Я буквально затылком почувствовал его взгляд.

— А может быть, у тебя просто глаз острее, чем у других, — добавил он.

Я пожал плечами:

— А что такого? Ну не хочешь ты таскать с собой пачку денег, ночуя в подворотне, — разумное решение. Вот и кладешь их на свой счет в швейцарском банке. Мне-то что за дело?

— Неужели тебе не интересно? Врешь. Наверное, интересно.

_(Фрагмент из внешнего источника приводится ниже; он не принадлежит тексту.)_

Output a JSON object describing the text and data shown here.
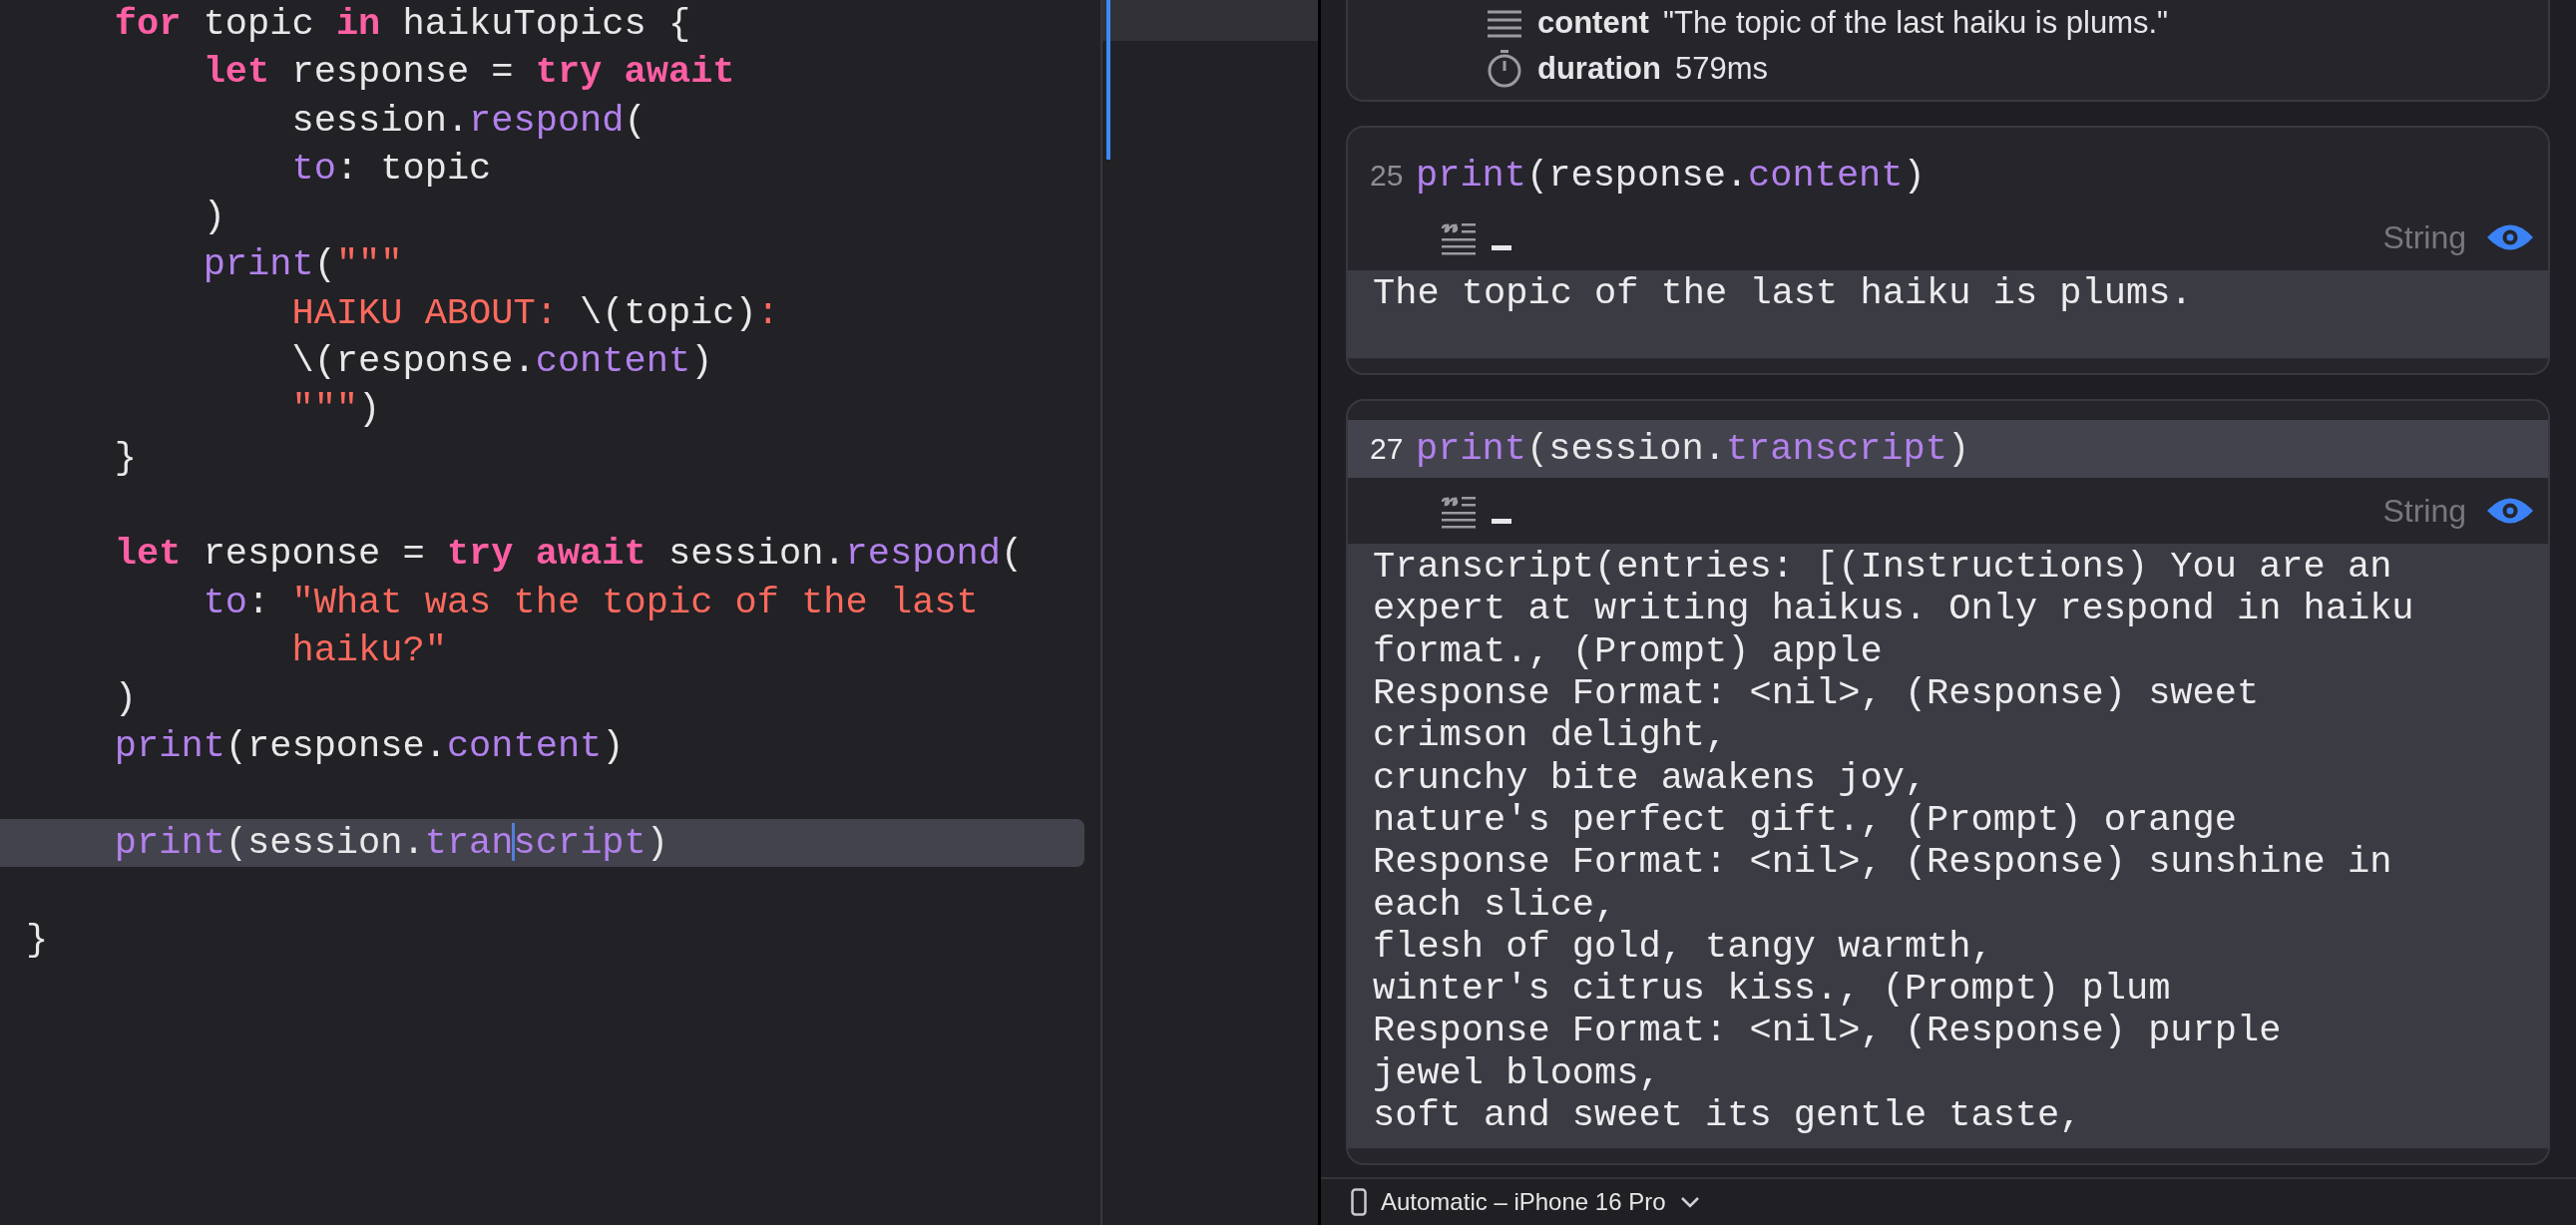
{
  "editor": {
    "lines": [
      {
        "current": false,
        "tokens": [
          {
            "kind": "tab"
          },
          {
            "kind": "keyword",
            "text": "for"
          },
          {
            "kind": "plain",
            "text": " topic "
          },
          {
            "kind": "keyword",
            "text": "in"
          },
          {
            "kind": "plain",
            "text": " haikuTopics {"
          }
        ]
      },
      {
        "current": false,
        "tokens": [
          {
            "kind": "tab"
          },
          {
            "kind": "tab"
          },
          {
            "kind": "keyword",
            "text": "let"
          },
          {
            "kind": "plain",
            "text": " response = "
          },
          {
            "kind": "keyword",
            "text": "try await"
          }
        ]
      },
      {
        "current": false,
        "tokens": [
          {
            "kind": "tab"
          },
          {
            "kind": "tab"
          },
          {
            "kind": "tab"
          },
          {
            "kind": "plain",
            "text": "session."
          },
          {
            "kind": "member",
            "text": "respond"
          },
          {
            "kind": "plain",
            "text": "("
          }
        ]
      },
      {
        "current": false,
        "tokens": [
          {
            "kind": "tab"
          },
          {
            "kind": "tab"
          },
          {
            "kind": "tab"
          },
          {
            "kind": "member",
            "text": "to"
          },
          {
            "kind": "plain",
            "text": ": topic"
          }
        ]
      },
      {
        "current": false,
        "tokens": [
          {
            "kind": "tab"
          },
          {
            "kind": "tab"
          },
          {
            "kind": "plain",
            "text": ")"
          }
        ]
      },
      {
        "current": false,
        "tokens": [
          {
            "kind": "tab"
          },
          {
            "kind": "tab"
          },
          {
            "kind": "member",
            "text": "print"
          },
          {
            "kind": "plain",
            "text": "("
          },
          {
            "kind": "string",
            "text": "\"\"\""
          }
        ]
      },
      {
        "current": false,
        "tokens": [
          {
            "kind": "tab"
          },
          {
            "kind": "tab"
          },
          {
            "kind": "tab"
          },
          {
            "kind": "string",
            "text": "HAIKU ABOUT: "
          },
          {
            "kind": "plain",
            "text": "\\(topic)"
          },
          {
            "kind": "string",
            "text": ":"
          }
        ]
      },
      {
        "current": false,
        "tokens": [
          {
            "kind": "tab"
          },
          {
            "kind": "tab"
          },
          {
            "kind": "tab"
          },
          {
            "kind": "plain",
            "text": "\\(response."
          },
          {
            "kind": "member",
            "text": "content"
          },
          {
            "kind": "plain",
            "text": ")"
          }
        ]
      },
      {
        "current": false,
        "tokens": [
          {
            "kind": "tab"
          },
          {
            "kind": "tab"
          },
          {
            "kind": "tab"
          },
          {
            "kind": "string",
            "text": "\"\"\""
          },
          {
            "kind": "plain",
            "text": ")"
          }
        ]
      },
      {
        "current": false,
        "tokens": [
          {
            "kind": "tab"
          },
          {
            "kind": "plain",
            "text": "}"
          }
        ]
      },
      {
        "current": false
      },
      {
        "current": false,
        "tokens": [
          {
            "kind": "tab"
          },
          {
            "kind": "keyword",
            "text": "let"
          },
          {
            "kind": "plain",
            "text": " response = "
          },
          {
            "kind": "keyword",
            "text": "try await"
          },
          {
            "kind": "plain",
            "text": " session."
          },
          {
            "kind": "member",
            "text": "respond"
          },
          {
            "kind": "plain",
            "text": "("
          }
        ]
      },
      {
        "current": false,
        "tokens": [
          {
            "kind": "tab"
          },
          {
            "kind": "tab"
          },
          {
            "kind": "member",
            "text": "to"
          },
          {
            "kind": "plain",
            "text": ": "
          },
          {
            "kind": "string",
            "text": "\"What was the topic of the last"
          }
        ]
      },
      {
        "current": false,
        "tokens": [
          {
            "kind": "tab"
          },
          {
            "kind": "tab"
          },
          {
            "kind": "tab"
          },
          {
            "kind": "string",
            "text": "haiku?\""
          }
        ]
      },
      {
        "current": false,
        "tokens": [
          {
            "kind": "tab"
          },
          {
            "kind": "plain",
            "text": ")"
          }
        ]
      },
      {
        "current": false,
        "tokens": [
          {
            "kind": "tab"
          },
          {
            "kind": "member",
            "text": "print"
          },
          {
            "kind": "plain",
            "text": "(response."
          },
          {
            "kind": "member",
            "text": "content"
          },
          {
            "kind": "plain",
            "text": ")"
          }
        ]
      },
      {
        "current": false
      },
      {
        "current": true,
        "tokens": [
          {
            "kind": "tab"
          },
          {
            "kind": "member",
            "text": "print"
          },
          {
            "kind": "plain",
            "text": "(session."
          },
          {
            "kind": "member",
            "text": "tran"
          },
          {
            "kind": "caret"
          },
          {
            "kind": "member",
            "text": "script"
          },
          {
            "kind": "plain",
            "text": ")"
          }
        ]
      },
      {
        "current": false
      },
      {
        "current": false,
        "tokens": [
          {
            "kind": "plain",
            "text": "}"
          }
        ]
      }
    ]
  },
  "results": {
    "summary": {
      "rows": [
        {
          "kind": "text",
          "label": "content",
          "value": "\"The topic of the last haiku is plums.\""
        },
        {
          "kind": "duration",
          "label": "duration",
          "value": "579ms"
        }
      ]
    },
    "cards": [
      {
        "line_number": "25",
        "highlighted": false,
        "tokens": [
          {
            "kind": "member",
            "text": "print"
          },
          {
            "kind": "plain",
            "text": "(response."
          },
          {
            "kind": "member",
            "text": "content"
          },
          {
            "kind": "plain",
            "text": ")"
          }
        ],
        "type": "String",
        "output": [
          "The topic of the last haiku is plums."
        ]
      },
      {
        "line_number": "27",
        "highlighted": true,
        "tokens": [
          {
            "kind": "member",
            "text": "print"
          },
          {
            "kind": "plain",
            "text": "(session."
          },
          {
            "kind": "member",
            "text": "transcript"
          },
          {
            "kind": "plain",
            "text": ")"
          }
        ],
        "type": "String",
        "output": [
          "Transcript(entries: [(Instructions) You are an",
          "expert at writing haikus. Only respond in haiku",
          "format., (Prompt) apple",
          "Response Format: <nil>, (Response) sweet",
          "crimson delight,",
          "crunchy bite awakens joy,",
          "nature's perfect gift., (Prompt) orange",
          "Response Format: <nil>, (Response) sunshine in",
          "each slice,",
          "flesh of gold, tangy warmth,",
          "winter's citrus kiss., (Prompt) plum",
          "Response Format: <nil>, (Response) purple",
          "jewel blooms,",
          "soft and sweet its gentle taste,"
        ]
      }
    ]
  },
  "device_bar": {
    "label": "Automatic – iPhone 16 Pro"
  }
}
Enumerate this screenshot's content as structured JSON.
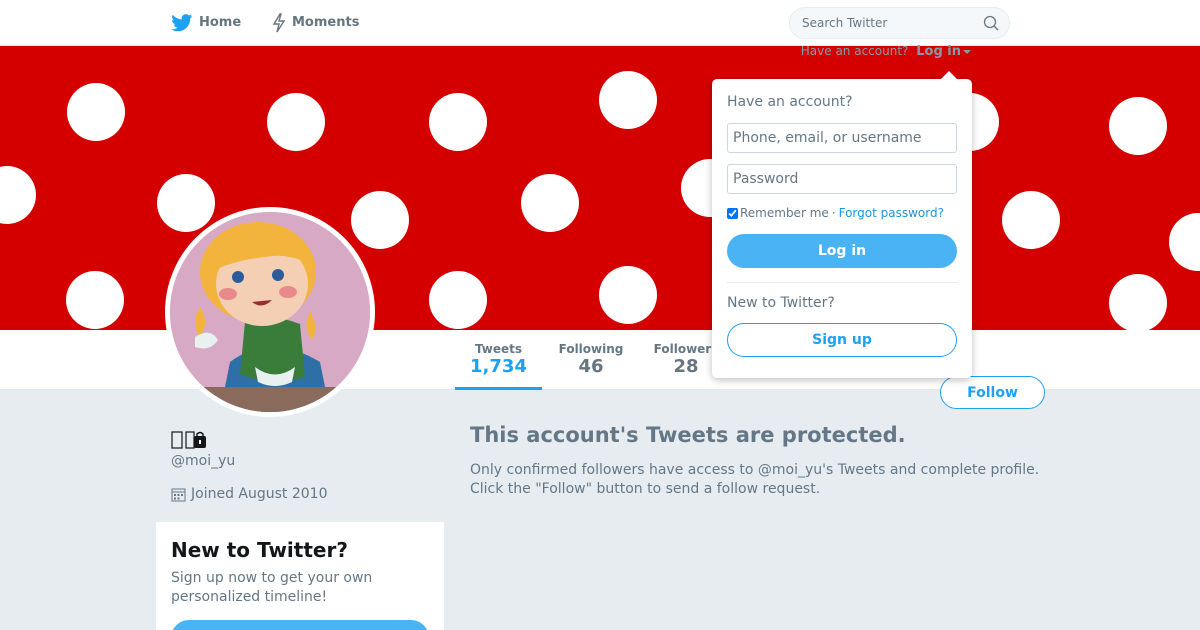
{
  "nav": {
    "home_label": "Home",
    "moments_label": "Moments",
    "home_icon": "bird-icon",
    "moments_icon": "lightning-icon"
  },
  "search": {
    "placeholder": "Search Twitter",
    "value": ""
  },
  "banner": {
    "login_prompt": "Have an account?",
    "login_toggle": "Log in"
  },
  "stats": {
    "tweets_label": "Tweets",
    "tweets_value": "1,734",
    "following_label": "Following",
    "following_value": "46",
    "followers_label": "Followers",
    "followers_value": "28"
  },
  "follow_label": "Follow",
  "profile": {
    "handle": "@moi_yu",
    "joined": "Joined August 2010"
  },
  "signup_card": {
    "title": "New to Twitter?",
    "text": "Sign up now to get your own personalized timeline!"
  },
  "protected": {
    "title": "This account's Tweets are protected.",
    "text": "Only confirmed followers have access to @moi_yu's Tweets and complete profile. Click the \"Follow\" button to send a follow request."
  },
  "login_dropdown": {
    "heading": "Have an account?",
    "username_placeholder": "Phone, email, or username",
    "password_placeholder": "Password",
    "remember_label": "Remember me",
    "separator": "·",
    "forgot_label": "Forgot password?",
    "login_button": "Log in",
    "new_heading": "New to Twitter?",
    "signup_button": "Sign up"
  },
  "colors": {
    "brand": "#1da1f2",
    "banner_red": "#d40000",
    "background": "#e6ecf0"
  }
}
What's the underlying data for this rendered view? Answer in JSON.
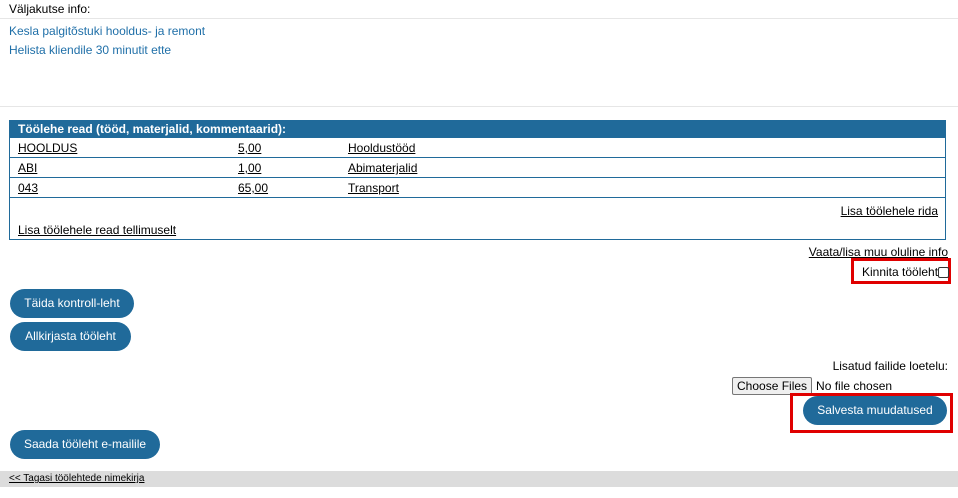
{
  "challenge_info": {
    "header": "Väljakutse info:",
    "lines": [
      "Kesla palgitõstuki hooldus- ja remont",
      "Helista kliendile 30 minutit ette"
    ]
  },
  "worksheet_rows": {
    "title": "Töölehe read (tööd, materjalid, kommentaarid):",
    "rows": [
      {
        "code": "HOOLDUS",
        "amount": "5,00",
        "name": "Hooldustööd"
      },
      {
        "code": "ABI",
        "amount": "1,00",
        "name": "Abimaterjalid"
      },
      {
        "code": "043",
        "amount": "65,00",
        "name": "Transport"
      }
    ],
    "add_row_link": "Lisa töölehele rida",
    "add_from_order_link": "Lisa töölehele read tellimuselt"
  },
  "more_info_link": "Vaata/lisa muu oluline info",
  "confirm": {
    "label": "Kinnita tööleht",
    "checked": false
  },
  "buttons": {
    "control_sheet": "Täida kontroll-leht",
    "sign": "Allkirjasta tööleht",
    "save": "Salvesta muudatused",
    "email": "Saada tööleht e-mailile"
  },
  "files": {
    "label": "Lisatud failide loetelu:",
    "choose_button": "Choose Files",
    "status": "No file chosen"
  },
  "back_link": "<< Tagasi töölehtede nimekirja",
  "colors": {
    "accent": "#206a9a",
    "info_text": "#1f6fa8",
    "highlight": "#e00000"
  }
}
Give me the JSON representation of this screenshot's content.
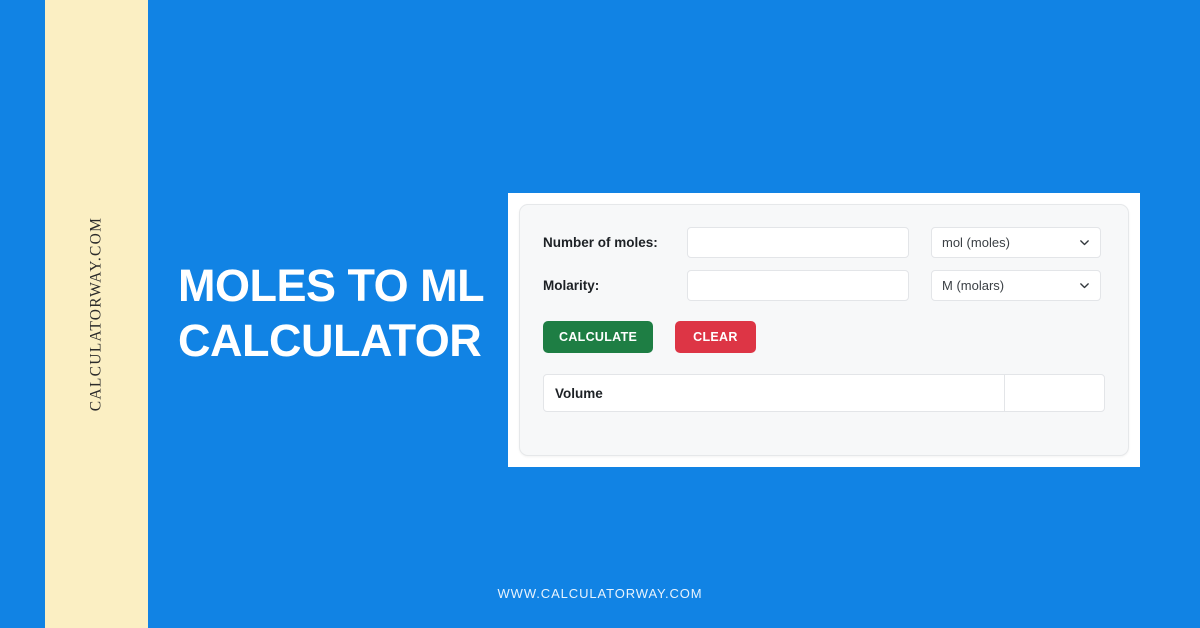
{
  "brand": {
    "side_band_text": "CALCULATORWAY.COM",
    "footer_url": "WWW.CALCULATORWAY.COM"
  },
  "headline": {
    "line1": "MOLES TO ML",
    "line2": "CALCULATOR",
    "full": "MOLES TO ML CALCULATOR"
  },
  "calculator": {
    "fields": [
      {
        "label": "Number of moles:",
        "value": "",
        "placeholder": "",
        "unit": "mol (moles)",
        "unit_icon": "chevron-down-icon"
      },
      {
        "label": "Molarity:",
        "value": "",
        "placeholder": "",
        "unit": "M (molars)",
        "unit_icon": "chevron-down-icon"
      }
    ],
    "buttons": {
      "calculate": "CALCULATE",
      "clear": "CLEAR"
    },
    "result": {
      "label": "Volume",
      "value": ""
    }
  },
  "colors": {
    "background_blue": "#1183e4",
    "side_band_cream": "#fbefc3",
    "card_surface": "#f7f8f9",
    "calculate_green": "#1e7e44",
    "clear_red": "#dd3545",
    "text_dark": "#1d2125",
    "text_white": "#ffffff"
  }
}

— Меня интересует только один вопрос, Тигра. Почему ты так любишь играть у людей на нервах? Это что, какая-нибудь чумовая кришнаитская философия? Решил защитить диссертацию по банным листам?

— Я думаю, это определенная реакция, — весело откликнулся он. — Большинство людей, с кем я ездил, уже во второй поездке валили меня наземь или несли по кочкам мою личную жизнь.

— Меня ты всего лишь удивляешь, — сухо заметил я.

— Ах, мистер Ангел, — он театральным жестом прижал руки к сердцу, — я-то думал, вам нет никакого дела. Хуже того — я думал, вы меня даже не замечаете.

— Тебя трудно не заметить, Тигра, но в наше время, кажется, уже придумали лекарство, которым это лечат.

— Иногда, мистер Крутой, вы бываете так язвительны. А с Тигрой следовало бы дружить, потому что Тигра станет знаменитостью.

— Обещай, что не забудешь о нас, ничтожных людишках.

Я остановил машину у почтового ящика. Тигра немного подумал, потом вышел, оставив дверь «Армстронга» открытой, чтобы я не мог уехать. Я вновь проследил за ним в зеркало заднего вида. Тигра опустил конверт с деньгами и поспешно засеменил назад.

— Домой, Джеймс, проведем еще одну ночь под звездным небом. И не смотрите столь осуждающе, мистер Ангел. Мне даже отсюда видно выражение вашего лица.

— Ты путаешь осуждение с полным пофигизмом.

— Ну-у, опять за свое.

Его фигура мелькала в зеркале заднего вида — он устраивался на откидном сиденье за моей спиной. Я почувствовал его руку на плече.

— У нас с тобой много общего, Ангел.

Я прикинул, не новая ли это подначка, и если так, то как лягнуть его побольнее, не потеряв работу.

— Помимо нужды в деньгах и кислорода внутри этой машины, общего у нас ничего нет.

— Нет, есть. Братья по оружию — вот мы кто. Подтачиваем систему каждый по-своему. Живем в полную силу.

— Ты — может быть. Я, ввиду состояния моих финансов, живу на одну десятую мощности.

— Хватит хныкать, старая кокетка! Признайся: если бы ты был моего возраста, то вел бы такую же жизнь, как я. Мы оба безответственны ради идеи, как таковой.